By Edmund Conway, Economics Editor
Telegraph, 28 May 2009
In a speech which send shivers of concern down bank shareholders' spines, Paul Tucker raised the idea that in the future the Government should be able to "claim back the eventual cost" of a capital injection into stricken banks after the financial crisis is finished. The comments, made in a speech in Tokyo, come amid growing disquiet on both sides of the Atlantic that normal taxpayers are having to bear the burden of a financial collapse which was not their responsibility.
In his first major speech since his promotion to deputy Governor responsible for financial stability, Mr Tucker, one of the most highly-regarded figures in the UK central bank, said governments should consider forcing banks to set up "insurance" schemes to cover the cost of possible future bail-outs.
Governments currently have schemes designed to ensure that depositors have a certain amount of their cash refunded if their bank collapses.
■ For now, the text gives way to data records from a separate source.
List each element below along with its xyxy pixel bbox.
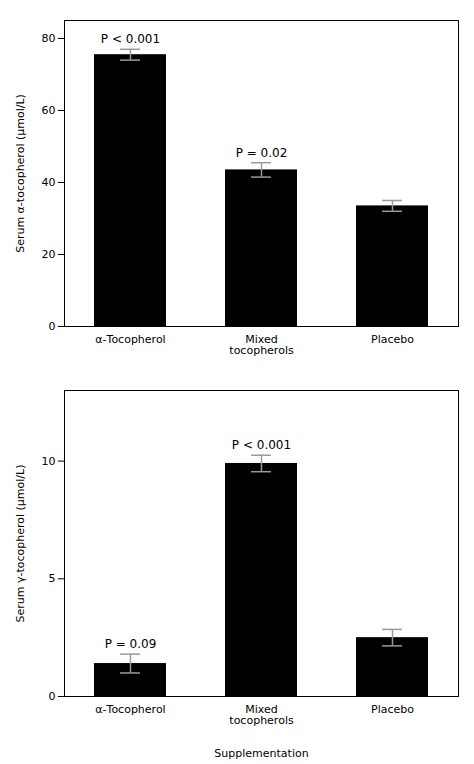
svg-text:60: 60	[42, 104, 56, 117]
svg-text:Placebo: Placebo	[371, 333, 414, 346]
svg-text:0: 0	[49, 320, 56, 333]
svg-text:20: 20	[42, 248, 56, 261]
svg-text:Mixedtocopherols: Mixedtocopherols	[229, 333, 294, 357]
svg-text:P < 0.001: P < 0.001	[101, 32, 160, 46]
svg-text:0: 0	[49, 690, 56, 703]
svg-text:Placebo: Placebo	[371, 703, 414, 716]
svg-text:α-Tocopherol: α-Tocopherol	[95, 333, 165, 346]
svg-text:α-Tocopherol: α-Tocopherol	[95, 703, 165, 716]
svg-text:P < 0.001: P < 0.001	[232, 438, 291, 452]
svg-text:Serum α-tocopherol (μmol/L): Serum α-tocopherol (μmol/L)	[14, 94, 27, 253]
svg-text:Serum γ-tocopherol (μmol/L): Serum γ-tocopherol (μmol/L)	[14, 465, 27, 623]
svg-text:Mixedtocopherols: Mixedtocopherols	[229, 703, 294, 727]
svg-text:40: 40	[42, 176, 56, 189]
svg-text:5: 5	[49, 572, 56, 585]
svg-text:Supplementation: Supplementation	[214, 747, 308, 760]
svg-text:P = 0.02: P = 0.02	[236, 146, 288, 160]
svg-text:80: 80	[42, 32, 56, 45]
svg-text:10: 10	[42, 455, 56, 468]
svg-text:P = 0.09: P = 0.09	[105, 637, 157, 651]
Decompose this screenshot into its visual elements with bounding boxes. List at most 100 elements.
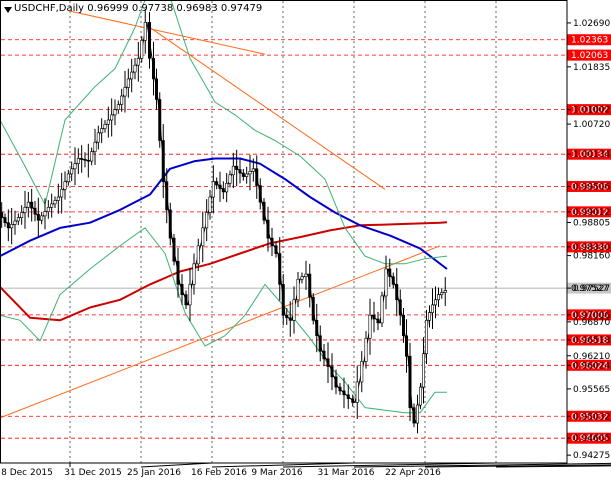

Mr Tucker added: "If the authorities determined that a public equity injection was necessary in order to preserve stability, government could be authorised to provide the support, but with a right to claim back the eventual cost, if any, from an increased 'insurance' levy on the banking system over a period of years beginning after the crisis had clearly passed. Under that kind of regime, more of the cost of banking system failures could fall on the shareholders of banks generally rather than on the public purse."
Although he said the reforms would need to take place "over the medium term", he later indicated that such a regime might conceivably be imposed to mop up after the current crisis, saying that unlike deposit insurance schemes, this system may not need to be pre-funded.
In the wide-ranging speech, Mr Tucker also warned that authorities were still grappling with the question of how to cope with the collapse of an international investment bank, such as Lehman Brothers. He said that in the future it might make sense for these banks to have their own "credible resolution plans... with higher regulatory capital and liquidity charges entailed if they do not."